4 tips for making the most of Copilot for Microsoft 365
There are various aspects to consider when using Copilot: Strategic, licensing, organisational and technical issues need to be clarified in order to make the most of opportunities and minimise risks (the SoftwareOne Copilot Advisory Service can support you with this). At this point, one particularly important technical aspect is to be focussed on: Data.

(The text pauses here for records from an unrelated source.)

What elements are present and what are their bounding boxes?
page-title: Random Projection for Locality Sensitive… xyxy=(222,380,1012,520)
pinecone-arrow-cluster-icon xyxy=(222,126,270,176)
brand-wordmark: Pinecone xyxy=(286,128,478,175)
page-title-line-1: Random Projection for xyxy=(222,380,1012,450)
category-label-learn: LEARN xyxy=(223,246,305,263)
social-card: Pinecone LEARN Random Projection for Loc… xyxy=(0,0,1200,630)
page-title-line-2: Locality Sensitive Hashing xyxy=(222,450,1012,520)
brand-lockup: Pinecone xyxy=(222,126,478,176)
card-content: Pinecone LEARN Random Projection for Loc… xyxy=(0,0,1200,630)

Data of the highest possible quality is crucial for the performance of any AI – here, too, applies the old computer scientist adage "garbage in, garbage out". After all, Microsoft Copilot has to work with what you make available to it, i.e. what it finds in the prompt of a user request. (Fine-tuning is not available for the Copilot LLM.) The good news is that you have various options for optimising Copilots for your requirements – we'll tell you the four most important ones:
Tip 1: Make relevant data accessible to Copilot. Make sure that Copilot, within the given user context, has access to exactly (and only) the data that is relevant to the work context of a request (you can read more about this in our blog post Getting ready for Microsoft 365 Copilot – It’s all about data).
Tip 2: Expand the knowledge base of your Copilot if required. By default, it can only access data in Microsoft 365 via Microsoft Graph. With the help of Microsoft Graph connectors, you can also make external data accessible, e.g. from local or Azure databases, wikis, Jira, Salesforce or customised sources.

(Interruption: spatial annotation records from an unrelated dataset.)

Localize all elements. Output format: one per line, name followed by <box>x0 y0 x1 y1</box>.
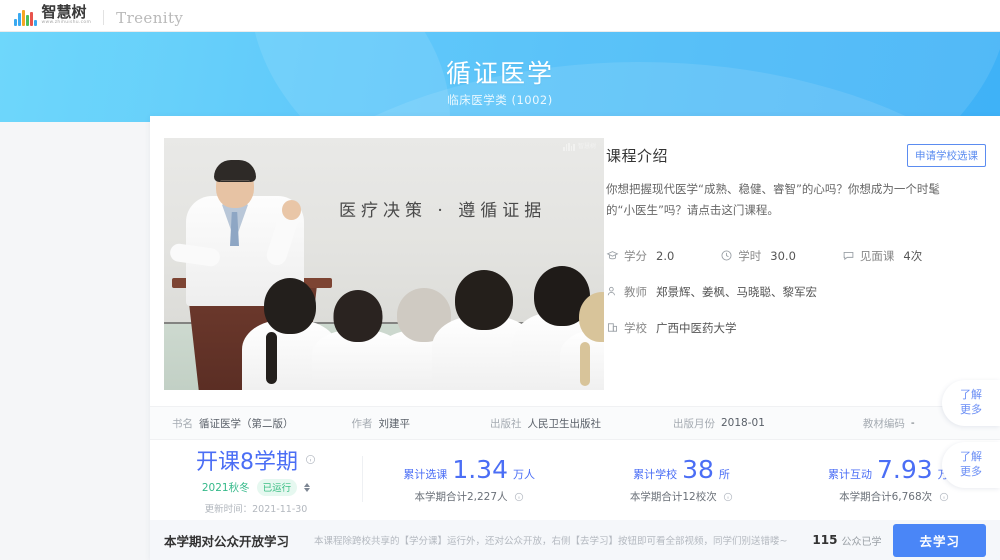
info-icon[interactable] <box>723 492 733 502</box>
stat-schools-sub-text: 本学期合计12校次 <box>630 491 717 503</box>
meta-teacher-label: 教师 <box>624 284 647 300</box>
stat-enrollment: 累计选课 1.34 万人 本学期合计2,227人 <box>363 455 575 504</box>
semester-term: 2021秋冬 <box>202 480 250 495</box>
semester-title-row: 开课8学期 <box>150 444 362 476</box>
meta-hours-value: 30.0 <box>770 249 796 263</box>
learn-more-line2: 更多 <box>960 465 982 480</box>
textbook-publisher-label: 出版社 <box>490 416 522 431</box>
logo-url-text: www.zhihuishu.com <box>42 20 92 26</box>
public-learner-count-label: 公众已学 <box>841 533 881 548</box>
info-icon[interactable] <box>305 454 316 465</box>
textbook-name-label: 书名 <box>172 416 193 431</box>
lecturer-hand <box>282 200 301 220</box>
meta-school-value: 广西中医药大学 <box>656 320 737 336</box>
zhihuishu-watermark-icon: 智慧树 <box>563 143 596 151</box>
stat-schools-sub: 本学期合计12校次 <box>575 489 787 504</box>
stat-interactions-label: 累计互动 <box>828 466 872 482</box>
stat-schools-label: 累计学校 <box>633 466 677 482</box>
textbook-date-value: 2018-01 <box>721 417 765 429</box>
semester-selector-caret-icon[interactable] <box>304 483 310 492</box>
textbook-author: 作者 刘建平 <box>352 416 411 431</box>
stat-schools: 累计学校 38 所 本学期合计12校次 <box>575 455 787 504</box>
course-intro-header: 课程介绍 申请学校选课 <box>606 144 986 167</box>
page-root: 智慧树 www.zhihuishu.com Treenity 循证医学 临床医学… <box>0 0 1000 560</box>
semester-updated-time: 更新时间：2021-11-30 <box>150 501 362 515</box>
textbook-date-label: 出版月份 <box>673 416 715 431</box>
meta-school-label: 学校 <box>624 320 647 336</box>
graduation-cap-icon <box>606 249 619 262</box>
textbook-date: 出版月份 2018-01 <box>673 416 765 431</box>
meta-hours-label: 学时 <box>738 248 761 264</box>
meta-teacher-value: 郑景辉、姜枫、马晓聪、黎军宏 <box>656 284 817 300</box>
chat-bubble-icon <box>842 249 855 262</box>
course-banner: 循证医学 临床医学类 (1002) <box>0 32 1000 122</box>
page-title: 循证医学 <box>0 54 1000 90</box>
meta-school: 学校 广西中医药大学 <box>606 320 737 336</box>
public-learning-note: 本课程除跨校共享的【学分课】运行外，还对公众开放，右侧【去学习】按钮即可看全部视… <box>289 533 812 547</box>
meta-meetings-label: 见面课 <box>860 248 895 264</box>
textbook-info-bar: 书名 循证医学（第二版） 作者 刘建平 出版社 人民卫生出版社 出版月份 201… <box>150 406 1000 440</box>
textbook-code-value: - <box>911 417 915 429</box>
go-study-button[interactable]: 去学习 <box>893 524 986 557</box>
learn-more-pill-top[interactable]: 了解 更多 <box>942 380 1000 426</box>
meta-meetings: 见面课 4次 <box>842 248 922 264</box>
meta-row-school: 学校 广西中医药大学 <box>606 320 986 336</box>
meta-credit-label: 学分 <box>624 248 647 264</box>
stat-interactions-sub-text: 本学期合计6,768次 <box>839 491 932 503</box>
meta-teacher: 教师 郑景辉、姜枫、马晓聪、黎军宏 <box>606 284 817 300</box>
course-cover-image[interactable]: 医疗决策 · 遵循证据 <box>164 138 604 390</box>
info-icon[interactable] <box>514 492 524 502</box>
info-icon[interactable] <box>939 492 949 502</box>
watermark-label: 智慧树 <box>578 143 596 151</box>
textbook-publisher: 出版社 人民卫生出版社 <box>490 416 601 431</box>
stat-enrollment-sub-text: 本学期合计2,227人 <box>414 491 507 503</box>
meta-row-teacher: 教师 郑景辉、姜枫、马晓聪、黎军宏 <box>606 284 986 300</box>
course-statistics: 开课8学期 2021秋冬 已运行 更新时间：2021-11-30 <box>150 440 1000 518</box>
stat-schools-unit: 所 <box>719 466 730 482</box>
meta-row-basic: 学分 2.0 学时 30.0 <box>606 248 986 264</box>
user-icon <box>606 285 619 298</box>
textbook-publisher-value: 人民卫生出版社 <box>528 416 602 431</box>
meta-credit: 学分 2.0 <box>606 248 674 264</box>
student-figure <box>560 294 604 390</box>
meta-credit-value: 2.0 <box>656 249 674 263</box>
semester-title: 开课8学期 <box>196 444 298 476</box>
course-intro-title: 课程介绍 <box>606 145 668 166</box>
public-learner-count: 115 <box>812 533 837 547</box>
textbook-author-label: 作者 <box>352 416 373 431</box>
textbook-name: 书名 循证医学（第二版） <box>172 416 294 431</box>
page-subtitle: 临床医学类 (1002) <box>0 92 1000 108</box>
clock-icon <box>720 249 733 262</box>
meta-meetings-value: 4次 <box>903 248 922 264</box>
top-bar: 智慧树 www.zhihuishu.com Treenity <box>0 0 1000 32</box>
learn-more-line1: 了解 <box>960 388 982 403</box>
logo-english-text: Treenity <box>116 10 183 26</box>
course-meta: 学分 2.0 学时 30.0 <box>606 248 986 336</box>
stat-enrollment-sub: 本学期合计2,227人 <box>363 489 575 504</box>
stat-enrollment-unit: 万人 <box>513 466 535 482</box>
textbook-author-value: 刘建平 <box>379 416 411 431</box>
lecturer-hair <box>214 160 256 182</box>
stat-interactions-number: 7.93 <box>877 455 933 484</box>
textbook-name-value: 循证医学（第二版） <box>199 416 294 431</box>
status-badge: 已运行 <box>257 479 298 496</box>
course-info-panel: 课程介绍 申请学校选课 你想把握现代医学“成熟、稳健、睿智”的心吗？你想成为一个… <box>606 144 986 336</box>
stat-enrollment-line: 累计选课 1.34 万人 <box>363 455 575 484</box>
stat-interactions-sub: 本学期合计6,768次 <box>788 489 1000 504</box>
logo-divider <box>103 10 104 25</box>
meta-hours: 学时 30.0 <box>720 248 796 264</box>
course-description: 你想把握现代医学“成熟、稳健、睿智”的心吗？你想成为一个时髦的“小医生”吗？请点… <box>606 179 954 222</box>
stat-schools-line: 累计学校 38 所 <box>575 455 787 484</box>
learn-more-line2: 更多 <box>960 403 982 418</box>
stat-schools-number: 38 <box>682 455 714 484</box>
lecturer-glasses <box>220 180 250 187</box>
public-learning-title: 本学期对公众开放学习 <box>164 531 289 550</box>
whiteboard-text: 医疗决策 · 遵循证据 <box>339 196 546 221</box>
learn-more-line1: 了解 <box>960 450 982 465</box>
logo-chinese-text: 智慧树 <box>42 5 92 20</box>
semester-term-row: 2021秋冬 已运行 <box>150 479 362 496</box>
course-card: 医疗决策 · 遵循证据 <box>150 116 1000 560</box>
logo-bars-icon <box>14 10 37 26</box>
stat-enrollment-number: 1.34 <box>452 455 508 484</box>
building-icon <box>606 321 619 334</box>
learn-more-pill-bottom[interactable]: 了解 更多 <box>942 442 1000 488</box>
apply-school-course-button[interactable]: 申请学校选课 <box>907 144 986 167</box>
textbook-code-label: 教材编码 <box>863 416 905 431</box>
semester-block: 开课8学期 2021秋冬 已运行 更新时间：2021-11-30 <box>150 444 362 515</box>
stat-enrollment-label: 累计选课 <box>403 466 447 482</box>
site-logo[interactable]: 智慧树 www.zhihuishu.com Treenity <box>14 5 183 26</box>
textbook-code: 教材编码 - <box>863 416 915 431</box>
public-learning-bar: 本学期对公众开放学习 本课程除跨校共享的【学分课】运行外，还对公众开放，右侧【去… <box>150 520 1000 560</box>
cover-photo: 医疗决策 · 遵循证据 <box>164 138 604 390</box>
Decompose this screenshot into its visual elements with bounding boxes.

Tip 3: Extend the skills of your Copilot with plugins. Plugins allow you to retrieve data from external services in real time directly via their API (Application Programming Interface). They can be easily created in various ways. For example, if you have set up message extensions in Microsoft Teams, you can use these as Copilot plugins.
Tip 4: Create customised Copilots for your usage scenarios. Microsoft Copilot Studio is available for this purpose in Copilot for Microsoft 365. Microsoft Copilot Studio is a low-code tool, which means you don't need any programming knowledge to create and customise copilots. Among other things, you can use it to define relevant topics for your Copilot, connect various data sources, use plugins and modify prompt instructions.
Conclusion
Under the hood of Microsoft Copilot, it’s all about prompt engineering. Once you understand the principle, there are numerous ways to customise your Copilots to your own requirements. At the same time, your users don't have to deal with the intricacies of prompt engineering – behind the scenes, the Copilot system ensures that they still get exactly the help they need from their "everyday AI companion".